Why I am Evil. [an essay]
Mar 13, 2011 9:46:58 GMT -5
Post by aya on Mar 13, 2011 9:46:58 GMT -5
Why I am evil.
It is with the full understanding that my Random Events, fight mandates, and other bits of tribute-torture are seldom appreciated by those with tributes in the Games (unless, of course, you are extremely lucky and it turns out that I am merely clearing the battlefield for you) and the knowledge that many outside of the Arena revel in tribute torture — note, torture, not death — just as much as I do, if not more so, that I plan and enforce all of the horrible, awesome tragedies of the Hunger Games. I don't expect you to like them. I don't mind that you'll hate me for it — for a little while. I understand. I know what it's like to be in an uphill struggle against time, against the other tributes, against all the little beasties unleashed on the Arena, against poor misfortune, and against logic. You want the best for your character, and I understand that — seldom do roleplayers want their characters to die, even when they know it is inevitable, and even when they've resigned themselves to that already. I promise you, I understand that.

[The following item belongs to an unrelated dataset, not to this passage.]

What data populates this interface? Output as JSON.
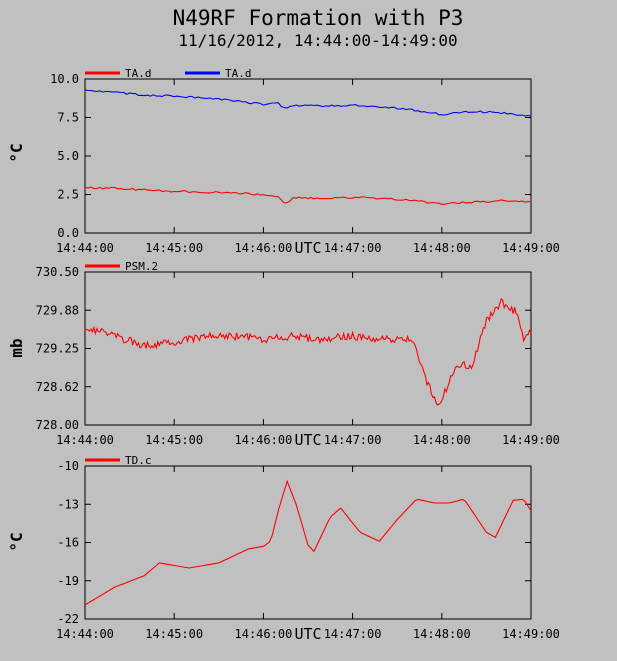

So why, then, am I evil? Why indeed. What you might not realize now is that — aside from killing them — I truly am giving you the best for your characters. Of course, you have to work at it, too; but I promise you that I am giving each tribute a wonderful, fabulous, once-in-a-blue-moon opportunity for development, for masterful story-telling, for improvement in leaps and bounds.
It might not look like it. You might think that when your tribute's water jugs all spring a leak, when the ground gives way beneath your tribute's feet, when they're fighting as hard as they can but it's still not enough and they're sure they're going to die — you might think all these things are exactly what they're billed as: Evil. More specifically, Aya's Evil. Yes, fine. My evil. I threw you in an uneven fight, you're outnumbered and are having bad luck with the dice, and your character is screaming at you, screaming in pain and frustration, and you just want them to make it out of the fight alive, to make it to the next day, to be alive for just a little bit longer. Just a few more posts. And there's this point that you realize that your tribute is a different person than you thought they were, or a different person than they used to be — and you just never saw it. You don't notice that they've developed, but they have. That's the way it should be: gradual, centimeter by centimeter, and unnoticeable like your own physical growth — one day you're four-foot-nothing, but without even realizing it, you're five-six all of a sudden. That's character development. But I digress.
What you may not notice that you have been blessed with — yes, blessed, the Hunger Games are a blessing, I promise you — is the chance to grow and develop over a short number of threads. When I give you the choice: cut off your own arm or take damage until you're dead, what I am actually giving you is a unique catalyst for change. The Hunger Games changes people — because how could they not? — and if you work at making your character a real person, a real, complex, person, then you have what is easily the most powerful tool for development at your disposal.
Of course, with great power comes great responsibility: if you're not careful, if your character is more of a cartoon rather than a living, breathing human, you will not succeed. If you are playing for laughs, your development will fall short. Your character will die largely the same stick figure that they've been the whole time. If you try to develop too quickly, or if you don't develop at all, your character will die and it won't be heartbreaking.
But this is why I am evil. You might not think so, you might not appreciate it at the time, but I am evil for your benefit. Do I enjoy putting other people's characters through hell? Of course I do, don't get me wrong — but that's not why I do it. I like being the catalyst. I like being able to provide for your character's growth and development, to come up with the new and interesting and individual scenarios for the various tributes (because, if you haven't realized, no two tributes have the same journey, and that's one of the marvelous things about the Games.) I like doing it for you all, even if you might hate me for a little while. Even if you never come to appreciate it, I still like being able to provide that.
I urge you to make the most of the opportunities you have, to not fall into pessimism about the Games because you don't think you're going to win — you're probably not going to win, or not in the way you think you will. Victory isn't really the goal, not ultimately. Development, advancement, character growth, and cutting the plot off when you're done (or even, regrettably, prematurely) — these are the happiest endings anyone can hope for within reason. Your character might feel awful on their deathbed, but I promise you it will be one of the happiest feasible endings for your tribute. Victors are not happy, I promise you — it's not possible.
This is not me discouraging you from being sad about your tribute's death. Go ahead, bawl your eyes out. Sniffle and sob and beg Ripred (not me!) for a second chance even though it's futile (it is.) because sometimes that's the best thing to do — when you're attached to the point where letting go is painful… well, I think that's a strong indicator of a job well done. And, ultimately, this tragedy? The torment and heartbreak that everyone feels when beloved tributes die? Well, that's my goal. That's why I'm evil.